When these thankfully short-lived outbursts occur I immediately regret that I am teaching my children that it’s OK to repudiate the very coping skills I work so hard to inculcate in them.  It’s so easy to tell them, “breathe…, in through your nose, out through your mouth,” and then forget it when it’s my turn to calm myself.

And then, almost every time, I emerge from time out to find things like this:

moments1

A poetry writing contest broke out during my hiatus.

moments2

One entry even included a drawing.

My pout somehow draws out my kids’ creative side. And my heart melts.

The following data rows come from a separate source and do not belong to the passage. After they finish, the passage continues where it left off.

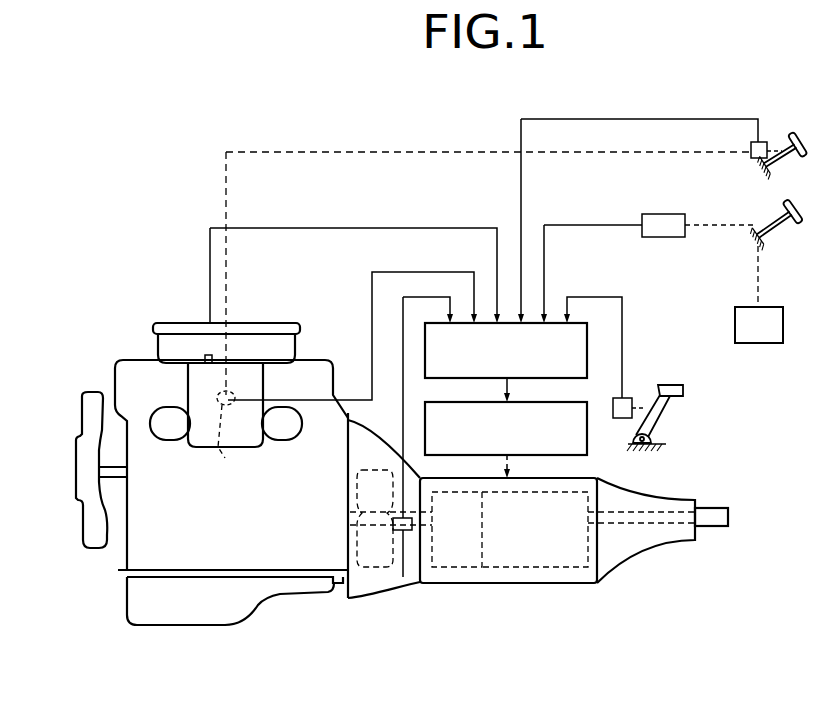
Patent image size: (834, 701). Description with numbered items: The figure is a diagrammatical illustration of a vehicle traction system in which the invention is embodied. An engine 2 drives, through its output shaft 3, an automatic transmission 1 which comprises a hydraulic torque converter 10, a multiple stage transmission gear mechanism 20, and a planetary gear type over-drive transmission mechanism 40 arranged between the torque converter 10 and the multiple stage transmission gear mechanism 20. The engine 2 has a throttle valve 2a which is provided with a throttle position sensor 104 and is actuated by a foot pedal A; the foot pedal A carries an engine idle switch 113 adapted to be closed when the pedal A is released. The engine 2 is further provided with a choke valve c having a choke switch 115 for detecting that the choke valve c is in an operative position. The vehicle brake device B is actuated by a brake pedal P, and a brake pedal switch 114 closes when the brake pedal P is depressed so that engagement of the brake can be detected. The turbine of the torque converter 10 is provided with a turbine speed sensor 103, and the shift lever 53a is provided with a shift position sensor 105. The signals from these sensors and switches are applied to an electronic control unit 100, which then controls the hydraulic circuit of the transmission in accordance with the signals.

The automatic transmission 1 is at (562, 591).
The engine 2 is at (262, 555).
The throttle valve 2a is at (226, 318).
The output shaft 3 is at (357, 528).
The hydraulic torque converter 10 is at (366, 578).
The multiple stage transmission gear mechanism 20 is at (521, 568).
The planetary gear type over-drive transmission mechanism 40 is at (452, 568).
The electronic control unit 100 is at (588, 358).
The turbine speed sensor 103 is at (403, 577).
The throttle position sensor 104 is at (232, 394).
The shift position sensor 105 is at (627, 397).
The engine idle switch 113 is at (766, 142).
The brake pedal switch 114 is at (672, 237).
The choke switch 115 is at (207, 356).
The shift lever 53a is at (683, 386).
The foot pedal A is at (790, 158).
The brake pedal P is at (785, 230).
The vehicle brake device B is at (783, 330).
The choke valve c is at (210, 347).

Is it possible that a small loss of control on my part causes them to build a little more independence, gain a bit more maturity, and delve a little deeper into their own survival ability? If not often done, could that actually be a good thing, or at least an offset? Could I reasonably console myself that they do learn a lesson from my tinged halo: that nobody’s perfect, but that as long as apologies are made, forgiveness granted, and recovery and rejuvenation follow, then it’s really OK?